One hour into 20/20's session with Edward, he turned to the side, toward the 20/20 crew and producer Michael Pressman.
"Is there a joke about somebody supposed to be a doctor?" Edward asked.
Pressman told Edward he has a daughter who's a pre-med student.
For more than 35 minutes, Edward quizzed Pressman with dozens of questions and observations and names. Only a handful turned out to be vaguely relevant; only one thing he mentioned was a concrete "hit."
He guessed Pressman's wife's name. One good hit — out of 41 tries.
One-third of our session was directed at the 20/20 crew, which left our volunteer participants a bit frustrated. Some in the group criticized Edward for throwing out too much generic information.
One audience member, Nick, said he could associate most of the things Edward said. "I have an 'A' in my family. I have cancer in my family. I have drunks in my family," he said.
So what's the harm of Edward's work, if it makes people feel good? Shermer thinks Edward is encouraging self-delusion and avoiding difficult feelings. "It's a way of, I think, avoiding the grieving process," he said.

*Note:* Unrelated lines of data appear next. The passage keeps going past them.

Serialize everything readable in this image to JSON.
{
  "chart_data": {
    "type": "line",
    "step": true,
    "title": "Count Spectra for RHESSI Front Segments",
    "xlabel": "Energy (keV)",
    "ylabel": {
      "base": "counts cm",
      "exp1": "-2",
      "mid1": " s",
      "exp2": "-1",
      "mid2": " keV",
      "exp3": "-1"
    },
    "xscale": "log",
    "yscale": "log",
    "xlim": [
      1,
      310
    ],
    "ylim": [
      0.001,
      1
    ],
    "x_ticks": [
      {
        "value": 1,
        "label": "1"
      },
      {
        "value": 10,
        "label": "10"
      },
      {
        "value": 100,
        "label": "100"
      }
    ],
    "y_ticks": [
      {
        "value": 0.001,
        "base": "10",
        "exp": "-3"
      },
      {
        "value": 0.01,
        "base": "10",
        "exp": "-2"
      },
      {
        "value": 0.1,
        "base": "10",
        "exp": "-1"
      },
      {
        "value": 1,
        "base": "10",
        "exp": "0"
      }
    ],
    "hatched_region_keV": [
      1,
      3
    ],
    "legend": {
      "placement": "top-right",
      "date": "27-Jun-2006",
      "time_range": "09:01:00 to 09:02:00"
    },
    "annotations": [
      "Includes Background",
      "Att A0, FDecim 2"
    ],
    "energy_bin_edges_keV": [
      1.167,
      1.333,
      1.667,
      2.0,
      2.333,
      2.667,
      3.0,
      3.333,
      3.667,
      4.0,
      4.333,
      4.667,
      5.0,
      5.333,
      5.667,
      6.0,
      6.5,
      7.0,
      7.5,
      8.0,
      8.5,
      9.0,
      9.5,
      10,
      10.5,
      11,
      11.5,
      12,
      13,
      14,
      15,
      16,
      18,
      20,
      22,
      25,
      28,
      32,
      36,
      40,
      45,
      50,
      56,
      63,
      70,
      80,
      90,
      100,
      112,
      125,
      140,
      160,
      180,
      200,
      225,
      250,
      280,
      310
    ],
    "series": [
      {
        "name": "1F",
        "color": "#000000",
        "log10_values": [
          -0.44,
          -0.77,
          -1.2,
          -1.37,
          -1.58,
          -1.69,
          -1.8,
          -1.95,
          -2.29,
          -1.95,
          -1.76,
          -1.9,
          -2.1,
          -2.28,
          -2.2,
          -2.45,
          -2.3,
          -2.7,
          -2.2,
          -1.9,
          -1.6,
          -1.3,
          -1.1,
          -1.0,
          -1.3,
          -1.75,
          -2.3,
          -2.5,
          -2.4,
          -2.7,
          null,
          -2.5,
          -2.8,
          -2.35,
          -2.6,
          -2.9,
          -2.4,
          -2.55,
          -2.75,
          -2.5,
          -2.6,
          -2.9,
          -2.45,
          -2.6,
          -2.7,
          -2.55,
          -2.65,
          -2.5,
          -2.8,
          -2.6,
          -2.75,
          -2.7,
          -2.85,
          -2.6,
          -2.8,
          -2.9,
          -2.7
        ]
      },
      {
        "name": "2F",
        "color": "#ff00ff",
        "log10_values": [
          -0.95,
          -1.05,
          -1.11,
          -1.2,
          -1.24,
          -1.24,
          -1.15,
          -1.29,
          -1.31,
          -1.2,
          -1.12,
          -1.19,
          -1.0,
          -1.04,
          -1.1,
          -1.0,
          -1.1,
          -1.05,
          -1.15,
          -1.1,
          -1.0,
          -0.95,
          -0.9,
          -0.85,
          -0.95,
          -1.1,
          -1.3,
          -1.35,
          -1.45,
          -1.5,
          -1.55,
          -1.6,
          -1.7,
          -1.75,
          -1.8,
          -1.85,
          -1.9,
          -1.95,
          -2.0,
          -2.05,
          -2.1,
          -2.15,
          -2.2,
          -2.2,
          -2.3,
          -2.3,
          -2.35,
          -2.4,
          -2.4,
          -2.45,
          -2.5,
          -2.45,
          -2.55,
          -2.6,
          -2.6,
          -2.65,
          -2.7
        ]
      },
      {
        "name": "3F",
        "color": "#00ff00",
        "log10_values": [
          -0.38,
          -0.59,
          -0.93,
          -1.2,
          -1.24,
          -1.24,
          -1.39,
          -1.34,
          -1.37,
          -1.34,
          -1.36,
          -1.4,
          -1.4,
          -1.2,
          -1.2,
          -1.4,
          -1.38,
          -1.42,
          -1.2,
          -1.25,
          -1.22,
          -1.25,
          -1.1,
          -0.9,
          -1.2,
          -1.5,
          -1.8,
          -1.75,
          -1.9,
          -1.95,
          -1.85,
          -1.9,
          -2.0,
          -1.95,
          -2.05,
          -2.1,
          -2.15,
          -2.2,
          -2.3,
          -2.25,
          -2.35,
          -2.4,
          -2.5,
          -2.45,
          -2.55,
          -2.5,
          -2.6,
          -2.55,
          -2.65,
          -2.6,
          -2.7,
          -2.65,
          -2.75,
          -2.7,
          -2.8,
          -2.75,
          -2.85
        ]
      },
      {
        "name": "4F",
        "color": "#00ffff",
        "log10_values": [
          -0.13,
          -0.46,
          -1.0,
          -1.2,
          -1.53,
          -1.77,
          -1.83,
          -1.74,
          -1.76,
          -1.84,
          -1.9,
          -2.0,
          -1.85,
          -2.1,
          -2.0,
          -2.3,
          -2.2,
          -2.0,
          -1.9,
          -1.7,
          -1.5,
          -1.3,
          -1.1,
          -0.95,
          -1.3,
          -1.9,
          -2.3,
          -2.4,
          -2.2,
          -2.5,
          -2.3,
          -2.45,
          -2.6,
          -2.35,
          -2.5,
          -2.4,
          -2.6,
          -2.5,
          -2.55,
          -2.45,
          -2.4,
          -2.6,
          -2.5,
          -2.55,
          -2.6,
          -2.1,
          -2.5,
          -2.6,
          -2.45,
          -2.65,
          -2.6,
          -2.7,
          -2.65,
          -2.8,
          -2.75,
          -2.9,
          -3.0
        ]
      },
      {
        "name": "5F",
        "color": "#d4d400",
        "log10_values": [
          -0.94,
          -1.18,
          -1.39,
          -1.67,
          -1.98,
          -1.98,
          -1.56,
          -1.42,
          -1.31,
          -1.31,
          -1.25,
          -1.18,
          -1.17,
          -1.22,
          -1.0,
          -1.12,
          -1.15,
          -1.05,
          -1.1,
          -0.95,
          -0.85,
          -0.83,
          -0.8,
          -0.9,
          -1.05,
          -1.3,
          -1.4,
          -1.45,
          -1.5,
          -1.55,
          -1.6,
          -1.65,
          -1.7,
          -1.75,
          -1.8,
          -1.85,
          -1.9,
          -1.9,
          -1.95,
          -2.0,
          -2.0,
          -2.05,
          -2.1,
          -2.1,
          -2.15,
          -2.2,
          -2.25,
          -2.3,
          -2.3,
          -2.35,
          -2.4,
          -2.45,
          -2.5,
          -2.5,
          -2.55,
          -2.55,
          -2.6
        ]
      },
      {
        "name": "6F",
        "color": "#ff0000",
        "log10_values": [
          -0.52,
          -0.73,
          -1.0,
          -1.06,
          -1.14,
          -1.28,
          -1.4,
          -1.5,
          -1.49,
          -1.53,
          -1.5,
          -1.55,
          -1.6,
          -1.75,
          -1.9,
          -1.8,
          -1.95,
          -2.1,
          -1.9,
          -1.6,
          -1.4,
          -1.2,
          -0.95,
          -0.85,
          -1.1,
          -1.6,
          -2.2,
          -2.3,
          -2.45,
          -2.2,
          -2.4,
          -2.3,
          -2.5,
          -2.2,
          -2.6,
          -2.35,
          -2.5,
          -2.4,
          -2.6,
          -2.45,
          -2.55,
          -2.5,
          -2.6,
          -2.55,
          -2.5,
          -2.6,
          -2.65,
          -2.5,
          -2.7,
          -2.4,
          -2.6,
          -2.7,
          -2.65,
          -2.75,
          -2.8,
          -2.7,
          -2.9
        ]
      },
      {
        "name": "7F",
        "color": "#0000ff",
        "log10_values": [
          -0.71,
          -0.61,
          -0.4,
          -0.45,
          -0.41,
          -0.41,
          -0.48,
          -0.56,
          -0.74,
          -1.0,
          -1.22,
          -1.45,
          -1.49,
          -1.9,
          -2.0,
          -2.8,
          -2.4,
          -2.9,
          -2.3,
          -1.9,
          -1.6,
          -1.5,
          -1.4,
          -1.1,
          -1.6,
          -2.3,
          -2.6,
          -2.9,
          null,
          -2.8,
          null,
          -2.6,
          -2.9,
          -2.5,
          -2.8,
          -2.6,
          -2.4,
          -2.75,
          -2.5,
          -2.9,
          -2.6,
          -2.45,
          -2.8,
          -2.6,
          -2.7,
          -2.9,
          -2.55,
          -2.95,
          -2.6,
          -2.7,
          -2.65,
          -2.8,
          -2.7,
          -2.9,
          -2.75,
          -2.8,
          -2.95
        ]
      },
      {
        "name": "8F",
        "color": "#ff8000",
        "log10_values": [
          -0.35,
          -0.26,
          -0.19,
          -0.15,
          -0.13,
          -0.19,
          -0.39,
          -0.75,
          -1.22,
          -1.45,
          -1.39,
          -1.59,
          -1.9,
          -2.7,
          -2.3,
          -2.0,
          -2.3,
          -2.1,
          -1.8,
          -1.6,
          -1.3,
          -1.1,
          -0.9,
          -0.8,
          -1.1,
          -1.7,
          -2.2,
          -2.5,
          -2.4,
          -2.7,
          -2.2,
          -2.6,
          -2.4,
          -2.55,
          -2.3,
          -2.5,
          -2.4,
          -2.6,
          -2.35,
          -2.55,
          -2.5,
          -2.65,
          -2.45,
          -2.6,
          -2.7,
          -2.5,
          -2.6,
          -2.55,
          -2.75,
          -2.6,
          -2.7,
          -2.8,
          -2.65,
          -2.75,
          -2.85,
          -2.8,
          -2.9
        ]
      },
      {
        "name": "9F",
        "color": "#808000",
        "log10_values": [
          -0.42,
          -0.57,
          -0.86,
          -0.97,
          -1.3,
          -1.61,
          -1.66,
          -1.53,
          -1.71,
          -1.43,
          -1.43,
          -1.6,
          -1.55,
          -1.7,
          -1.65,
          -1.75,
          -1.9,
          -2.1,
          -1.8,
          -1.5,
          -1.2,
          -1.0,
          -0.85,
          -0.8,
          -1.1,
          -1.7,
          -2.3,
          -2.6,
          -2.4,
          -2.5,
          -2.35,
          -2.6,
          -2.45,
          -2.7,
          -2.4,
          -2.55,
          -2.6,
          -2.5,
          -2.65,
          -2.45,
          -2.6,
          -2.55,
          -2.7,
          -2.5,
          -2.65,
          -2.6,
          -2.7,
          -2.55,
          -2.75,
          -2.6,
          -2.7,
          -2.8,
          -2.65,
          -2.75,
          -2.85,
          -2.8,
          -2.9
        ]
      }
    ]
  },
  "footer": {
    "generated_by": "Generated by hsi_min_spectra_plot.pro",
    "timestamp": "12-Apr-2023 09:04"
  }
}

Shermer said he doesn't like what Edward does for a simple reason: "It's immoral, that's why."
Edward says he is not deceiving anyone, and does not play on people's emotions.
"That doesn't even enter into the realm of my world," he said. "When somebody can't see past the potential that the love that we have in the physical world transcends to the other side, I always wonder where they're lacking, or where they were lacking love in their life."
The truth about John Edward is he doesn't care if you believe him, and he doesn't have to. According to a recent Gallup poll, 28 percent of Americans believe that some people can hear from or talk to the dead. That's about 60 million people — a pretty good customer base.
Edward said he isn't very concerned about accuracy in his line of work. "I don't care how it looks, because my job is not to be right. My job is to be a medium and to pass on the information. As soon as I care about batting averages, and getting it right and percentages, then I shouldn't be doing it."